One of the hardest parts about life without Avery is getting
back into a routine and doing activities we did before her. Everything we do just doesn’t feel
right. Everything we do should be done
with her or differently than before she was born but she isn’t here and we have
to continue living life. It was with
much trepidation that I accompanied my husband Friday night to the first game
for the fall Church League Softball season.
Last time I went to a softball
game, I was a blimp. The last time I
went to a game, I was 37 weeks pregnant full of life, hope and joy. I didn’t watch much of the last few games of
the spring season as I was too busy talking about babies with the other moms at
the field. Not only was I excited for
Avery’s arrival but so were they. We
anticipated starting the fall season off with a stroller and an almost 4 month
old. That was not how it went Friday.
Friday, the start of the season, looked like it did this
time last year from the outside. This
time last year I didn’t know I was pregnant, the Florida heat was still in full
effect and there I was toting along my chair to watch my husband play
softball. On the outside Friday looked
just like it did this time last year but inside it felt SO VERY WRONG. I knew it would be trying returning there
without her, I felt so empty. But as we
were walking up, I noticed the most beautiful sight. In a perfect blue sky, with no rain in sight,
shining down on the fields were two amazing rainbows. Every time I see a rainbow, I think of my
baby girl smiling down on me from Heaven.
I took a picture and started to feel a little less anxious about the
fact that the season was starting off completely different than I had planned
last May. It warmed my heart and
reassured me that I could make it through.
I find strength from these signs I feel God sends down to me from my daughter. Little did I know as we were walking to the
field how much these 2 rainbows would symbolize.
People started arriving at the fields and I was anxious. Like
I do so often since losing Avery, I tried not to make eye contact but it didn’t
work for too long. I was, of course, approached
by many with words of kindness and love.
These situations are always nice but generally are overwhelming. I prayed that my sister in law would arrive
soon to help me not become overtaken by everything that was happening. She did and the conversations with others
subsided. Then the teams took the field
in an opening ceremony. They handed out
trophies for last season and then went on to talk about how much adversity our
little Church League Softball group had faced over the summer. My heart sank as I knew what was coming. They brought up Avery and how her brief life
touched so many and how everyone would be forever changed by us but they also
spoke about a member of another team who lost his life in a motorcycle accident
this summer. This season, the teams
would be 2 short-Avery and Mr. Morris. In
the midst of these kind words, I lost it.

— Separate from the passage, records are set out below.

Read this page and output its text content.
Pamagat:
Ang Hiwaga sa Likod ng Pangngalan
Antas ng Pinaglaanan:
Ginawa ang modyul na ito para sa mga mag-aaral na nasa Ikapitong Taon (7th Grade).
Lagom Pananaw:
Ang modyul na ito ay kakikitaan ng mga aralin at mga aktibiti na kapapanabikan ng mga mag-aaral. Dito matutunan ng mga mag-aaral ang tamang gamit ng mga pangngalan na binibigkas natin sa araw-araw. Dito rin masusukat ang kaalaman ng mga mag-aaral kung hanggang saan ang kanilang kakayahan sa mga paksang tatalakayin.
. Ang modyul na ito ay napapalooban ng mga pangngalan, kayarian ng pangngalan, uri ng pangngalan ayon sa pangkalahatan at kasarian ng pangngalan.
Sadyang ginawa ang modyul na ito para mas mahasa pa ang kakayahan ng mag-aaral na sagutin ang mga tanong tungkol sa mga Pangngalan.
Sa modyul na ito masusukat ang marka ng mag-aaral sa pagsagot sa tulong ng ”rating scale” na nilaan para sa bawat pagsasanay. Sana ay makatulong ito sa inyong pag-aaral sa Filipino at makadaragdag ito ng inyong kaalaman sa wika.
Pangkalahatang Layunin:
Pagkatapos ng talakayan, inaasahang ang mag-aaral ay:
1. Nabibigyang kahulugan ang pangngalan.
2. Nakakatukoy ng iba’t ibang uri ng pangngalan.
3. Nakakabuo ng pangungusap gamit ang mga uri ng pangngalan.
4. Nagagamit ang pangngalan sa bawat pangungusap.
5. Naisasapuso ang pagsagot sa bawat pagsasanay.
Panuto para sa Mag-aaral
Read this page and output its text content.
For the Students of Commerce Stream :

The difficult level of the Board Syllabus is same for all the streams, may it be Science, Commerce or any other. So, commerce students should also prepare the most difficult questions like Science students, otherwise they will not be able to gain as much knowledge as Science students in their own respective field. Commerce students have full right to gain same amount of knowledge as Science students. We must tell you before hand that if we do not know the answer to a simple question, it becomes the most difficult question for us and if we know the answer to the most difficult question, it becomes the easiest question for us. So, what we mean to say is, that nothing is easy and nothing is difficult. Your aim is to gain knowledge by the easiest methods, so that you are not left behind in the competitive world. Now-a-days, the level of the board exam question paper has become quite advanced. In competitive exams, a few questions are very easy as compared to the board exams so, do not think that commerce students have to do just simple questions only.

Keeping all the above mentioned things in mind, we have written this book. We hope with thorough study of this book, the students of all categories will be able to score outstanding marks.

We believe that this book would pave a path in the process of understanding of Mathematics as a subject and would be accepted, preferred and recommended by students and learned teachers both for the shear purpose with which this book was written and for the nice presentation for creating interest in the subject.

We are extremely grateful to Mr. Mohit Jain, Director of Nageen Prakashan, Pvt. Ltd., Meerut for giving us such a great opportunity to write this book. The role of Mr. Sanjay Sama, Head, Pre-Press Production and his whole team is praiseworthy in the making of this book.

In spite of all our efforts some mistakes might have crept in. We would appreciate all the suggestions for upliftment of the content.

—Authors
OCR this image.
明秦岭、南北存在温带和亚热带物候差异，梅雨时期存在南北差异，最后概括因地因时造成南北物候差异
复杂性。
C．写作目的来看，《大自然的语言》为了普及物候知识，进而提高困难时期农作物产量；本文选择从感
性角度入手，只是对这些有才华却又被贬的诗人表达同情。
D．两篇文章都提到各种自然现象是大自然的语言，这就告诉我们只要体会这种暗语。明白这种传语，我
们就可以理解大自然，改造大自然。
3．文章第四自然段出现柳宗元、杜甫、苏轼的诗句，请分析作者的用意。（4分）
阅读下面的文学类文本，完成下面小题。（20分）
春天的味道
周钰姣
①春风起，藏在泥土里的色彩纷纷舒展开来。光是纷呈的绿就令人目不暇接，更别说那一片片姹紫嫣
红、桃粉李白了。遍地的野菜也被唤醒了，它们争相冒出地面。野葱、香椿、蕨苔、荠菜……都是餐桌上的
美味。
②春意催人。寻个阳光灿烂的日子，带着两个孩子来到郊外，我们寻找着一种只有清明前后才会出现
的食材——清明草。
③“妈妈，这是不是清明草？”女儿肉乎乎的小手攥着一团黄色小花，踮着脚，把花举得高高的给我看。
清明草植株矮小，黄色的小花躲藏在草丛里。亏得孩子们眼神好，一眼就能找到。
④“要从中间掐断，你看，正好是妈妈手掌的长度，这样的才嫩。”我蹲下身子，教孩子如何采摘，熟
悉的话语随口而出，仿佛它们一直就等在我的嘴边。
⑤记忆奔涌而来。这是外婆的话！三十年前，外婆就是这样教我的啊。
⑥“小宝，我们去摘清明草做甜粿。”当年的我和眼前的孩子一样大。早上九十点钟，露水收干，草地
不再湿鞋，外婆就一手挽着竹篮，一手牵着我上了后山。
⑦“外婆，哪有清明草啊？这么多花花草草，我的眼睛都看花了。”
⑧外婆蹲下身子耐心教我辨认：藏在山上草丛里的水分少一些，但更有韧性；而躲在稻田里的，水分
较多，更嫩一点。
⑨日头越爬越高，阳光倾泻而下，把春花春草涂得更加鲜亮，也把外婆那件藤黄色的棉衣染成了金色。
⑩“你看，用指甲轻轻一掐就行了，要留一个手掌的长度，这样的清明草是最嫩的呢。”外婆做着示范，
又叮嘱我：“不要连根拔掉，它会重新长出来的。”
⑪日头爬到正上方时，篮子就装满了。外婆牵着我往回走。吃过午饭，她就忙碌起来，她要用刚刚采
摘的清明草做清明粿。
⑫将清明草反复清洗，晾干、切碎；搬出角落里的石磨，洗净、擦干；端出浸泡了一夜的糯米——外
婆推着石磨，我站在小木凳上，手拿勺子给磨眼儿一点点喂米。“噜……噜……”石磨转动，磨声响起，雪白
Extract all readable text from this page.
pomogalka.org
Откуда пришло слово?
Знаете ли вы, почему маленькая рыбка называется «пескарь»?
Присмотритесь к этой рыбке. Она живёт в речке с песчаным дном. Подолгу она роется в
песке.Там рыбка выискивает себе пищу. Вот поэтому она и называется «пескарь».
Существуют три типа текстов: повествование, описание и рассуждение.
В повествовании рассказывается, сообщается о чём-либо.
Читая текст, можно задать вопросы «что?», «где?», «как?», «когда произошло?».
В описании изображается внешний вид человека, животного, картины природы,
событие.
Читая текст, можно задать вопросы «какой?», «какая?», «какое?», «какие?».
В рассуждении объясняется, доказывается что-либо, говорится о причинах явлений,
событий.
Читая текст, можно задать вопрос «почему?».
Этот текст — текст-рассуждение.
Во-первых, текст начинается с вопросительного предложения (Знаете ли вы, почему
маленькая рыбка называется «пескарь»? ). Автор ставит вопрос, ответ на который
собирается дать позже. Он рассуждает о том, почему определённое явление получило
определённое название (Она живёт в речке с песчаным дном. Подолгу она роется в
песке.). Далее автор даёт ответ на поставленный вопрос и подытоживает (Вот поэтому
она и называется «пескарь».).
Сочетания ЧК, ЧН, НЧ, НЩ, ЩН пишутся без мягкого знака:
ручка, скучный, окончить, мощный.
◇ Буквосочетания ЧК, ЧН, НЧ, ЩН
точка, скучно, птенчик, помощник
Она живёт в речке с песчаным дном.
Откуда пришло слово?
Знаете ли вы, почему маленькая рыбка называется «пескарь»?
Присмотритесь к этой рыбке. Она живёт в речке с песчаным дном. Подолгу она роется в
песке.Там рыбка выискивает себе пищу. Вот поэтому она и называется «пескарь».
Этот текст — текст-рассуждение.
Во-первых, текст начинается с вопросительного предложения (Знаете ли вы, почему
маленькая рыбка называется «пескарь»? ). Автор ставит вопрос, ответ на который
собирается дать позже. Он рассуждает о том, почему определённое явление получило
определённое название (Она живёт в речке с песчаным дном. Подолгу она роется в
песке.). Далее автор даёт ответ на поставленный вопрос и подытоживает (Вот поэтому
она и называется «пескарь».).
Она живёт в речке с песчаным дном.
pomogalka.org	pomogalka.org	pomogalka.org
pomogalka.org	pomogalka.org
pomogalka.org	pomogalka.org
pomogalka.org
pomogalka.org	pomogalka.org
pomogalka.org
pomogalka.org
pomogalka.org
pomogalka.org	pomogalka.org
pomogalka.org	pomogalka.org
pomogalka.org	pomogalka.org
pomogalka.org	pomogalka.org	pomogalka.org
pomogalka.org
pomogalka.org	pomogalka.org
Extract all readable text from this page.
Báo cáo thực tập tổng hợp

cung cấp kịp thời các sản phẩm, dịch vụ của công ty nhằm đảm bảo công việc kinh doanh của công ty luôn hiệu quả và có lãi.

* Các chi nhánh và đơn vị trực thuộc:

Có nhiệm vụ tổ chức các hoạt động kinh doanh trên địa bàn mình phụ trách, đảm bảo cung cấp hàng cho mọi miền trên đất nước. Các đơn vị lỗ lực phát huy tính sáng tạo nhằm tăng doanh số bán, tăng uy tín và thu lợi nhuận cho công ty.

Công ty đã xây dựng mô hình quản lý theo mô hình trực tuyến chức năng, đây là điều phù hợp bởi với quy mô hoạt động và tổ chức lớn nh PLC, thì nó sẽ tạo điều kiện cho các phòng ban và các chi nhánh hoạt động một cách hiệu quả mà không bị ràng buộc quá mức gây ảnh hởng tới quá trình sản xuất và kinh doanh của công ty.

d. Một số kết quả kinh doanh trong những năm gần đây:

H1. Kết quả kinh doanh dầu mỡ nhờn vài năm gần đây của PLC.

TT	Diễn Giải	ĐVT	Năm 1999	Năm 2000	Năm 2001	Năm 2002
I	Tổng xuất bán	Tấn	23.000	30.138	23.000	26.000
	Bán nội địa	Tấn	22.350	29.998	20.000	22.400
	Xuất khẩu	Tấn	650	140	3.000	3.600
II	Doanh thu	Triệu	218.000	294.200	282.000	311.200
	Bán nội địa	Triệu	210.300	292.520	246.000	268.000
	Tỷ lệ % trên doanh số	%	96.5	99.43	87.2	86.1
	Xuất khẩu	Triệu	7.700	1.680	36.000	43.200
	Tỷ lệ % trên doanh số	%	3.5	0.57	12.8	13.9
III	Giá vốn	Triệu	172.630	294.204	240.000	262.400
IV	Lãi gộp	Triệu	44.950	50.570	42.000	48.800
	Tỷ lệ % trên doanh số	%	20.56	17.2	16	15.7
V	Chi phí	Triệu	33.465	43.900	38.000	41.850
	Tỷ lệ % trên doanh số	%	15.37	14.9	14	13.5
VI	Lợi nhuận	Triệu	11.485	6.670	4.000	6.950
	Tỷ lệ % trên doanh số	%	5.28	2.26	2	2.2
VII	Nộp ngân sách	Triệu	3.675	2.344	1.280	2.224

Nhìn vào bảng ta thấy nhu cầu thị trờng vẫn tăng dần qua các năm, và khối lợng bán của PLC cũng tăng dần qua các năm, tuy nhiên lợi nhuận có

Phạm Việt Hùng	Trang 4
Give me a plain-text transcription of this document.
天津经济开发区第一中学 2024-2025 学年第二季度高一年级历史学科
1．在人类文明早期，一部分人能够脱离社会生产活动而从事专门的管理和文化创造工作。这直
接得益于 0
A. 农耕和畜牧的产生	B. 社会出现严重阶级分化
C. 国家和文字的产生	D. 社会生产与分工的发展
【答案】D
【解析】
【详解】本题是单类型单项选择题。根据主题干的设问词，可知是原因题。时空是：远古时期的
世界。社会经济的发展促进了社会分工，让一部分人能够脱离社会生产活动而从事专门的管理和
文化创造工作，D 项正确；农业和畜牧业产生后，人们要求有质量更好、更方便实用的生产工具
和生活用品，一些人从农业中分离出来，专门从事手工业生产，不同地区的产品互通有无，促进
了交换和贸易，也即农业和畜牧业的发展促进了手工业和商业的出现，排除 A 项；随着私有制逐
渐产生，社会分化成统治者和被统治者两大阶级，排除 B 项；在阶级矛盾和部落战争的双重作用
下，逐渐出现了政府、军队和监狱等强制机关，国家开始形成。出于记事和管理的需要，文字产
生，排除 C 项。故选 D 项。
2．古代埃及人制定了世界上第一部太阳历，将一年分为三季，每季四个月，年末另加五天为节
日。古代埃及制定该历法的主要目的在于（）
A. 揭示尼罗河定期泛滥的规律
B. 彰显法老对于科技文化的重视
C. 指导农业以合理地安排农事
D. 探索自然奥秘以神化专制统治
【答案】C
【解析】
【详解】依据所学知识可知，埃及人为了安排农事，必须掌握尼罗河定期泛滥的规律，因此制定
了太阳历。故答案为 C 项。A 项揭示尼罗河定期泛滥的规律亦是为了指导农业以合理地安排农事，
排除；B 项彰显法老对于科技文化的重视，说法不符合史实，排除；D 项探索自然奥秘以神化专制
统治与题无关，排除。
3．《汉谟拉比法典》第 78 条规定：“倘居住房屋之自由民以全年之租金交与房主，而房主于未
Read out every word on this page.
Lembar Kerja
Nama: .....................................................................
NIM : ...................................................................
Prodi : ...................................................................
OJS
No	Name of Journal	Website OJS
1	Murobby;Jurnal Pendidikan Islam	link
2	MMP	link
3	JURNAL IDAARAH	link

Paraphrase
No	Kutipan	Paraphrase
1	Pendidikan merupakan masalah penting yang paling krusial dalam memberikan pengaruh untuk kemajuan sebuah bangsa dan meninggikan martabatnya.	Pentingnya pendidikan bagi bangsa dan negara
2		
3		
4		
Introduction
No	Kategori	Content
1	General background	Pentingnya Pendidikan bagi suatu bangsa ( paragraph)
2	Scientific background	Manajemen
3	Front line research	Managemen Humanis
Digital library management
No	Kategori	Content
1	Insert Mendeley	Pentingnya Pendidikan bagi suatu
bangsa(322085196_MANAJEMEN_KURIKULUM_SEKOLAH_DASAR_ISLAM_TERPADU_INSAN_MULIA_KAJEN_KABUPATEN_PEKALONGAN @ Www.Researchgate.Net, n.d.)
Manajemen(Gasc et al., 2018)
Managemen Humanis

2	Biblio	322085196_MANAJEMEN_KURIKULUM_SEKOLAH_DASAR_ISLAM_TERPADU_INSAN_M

Hearing how much my daughter touched others turns me to a pile of
mush. However, I was quickly smiling as
my 3 year old nephew heard them say Avery’s name while playing with his cars
and instantly looked up and said, “baby Avery?”
It was precious. Not only were
the adults remembering my daughter but so was my little nephew who only saw
Avery twice before she left us. Knowing
that others are touched by my daughter and still think about her is such an
amazing feeling. The ceremony was very
nice and I was once again thankful to live in a small community where everyone
cares about everyone else.
I had put the
rainbows to the back of my mind. Later
on, the head of the league pointed out that there were 2 rainbows in that
beautiful rain-free sky before the games; Avery and Mr. Morris letting us know that
they are looking out for us from Heaven.
If that’s not a sign from God, I don’t know what is! I cherish these moments, these signs. They help reaffirm what I believe in my heart
and give me even more hope that one day; I will be with my little girl
again. I believe God uses these things
to help us through our dark days and this really has helped me through this
weekend of anticipating results next week.
I just pray that for as long as I am here on earth without her God will
continue to send me signs from her in Heaven so that I can continue to feel
that connection.
“Fear thou not; for I am with thee: be not dismayed; for I
am thy God: I will strengthen thee; yea, I will help thee; yea, I will uphold
thee with the right hand of my righteousness.”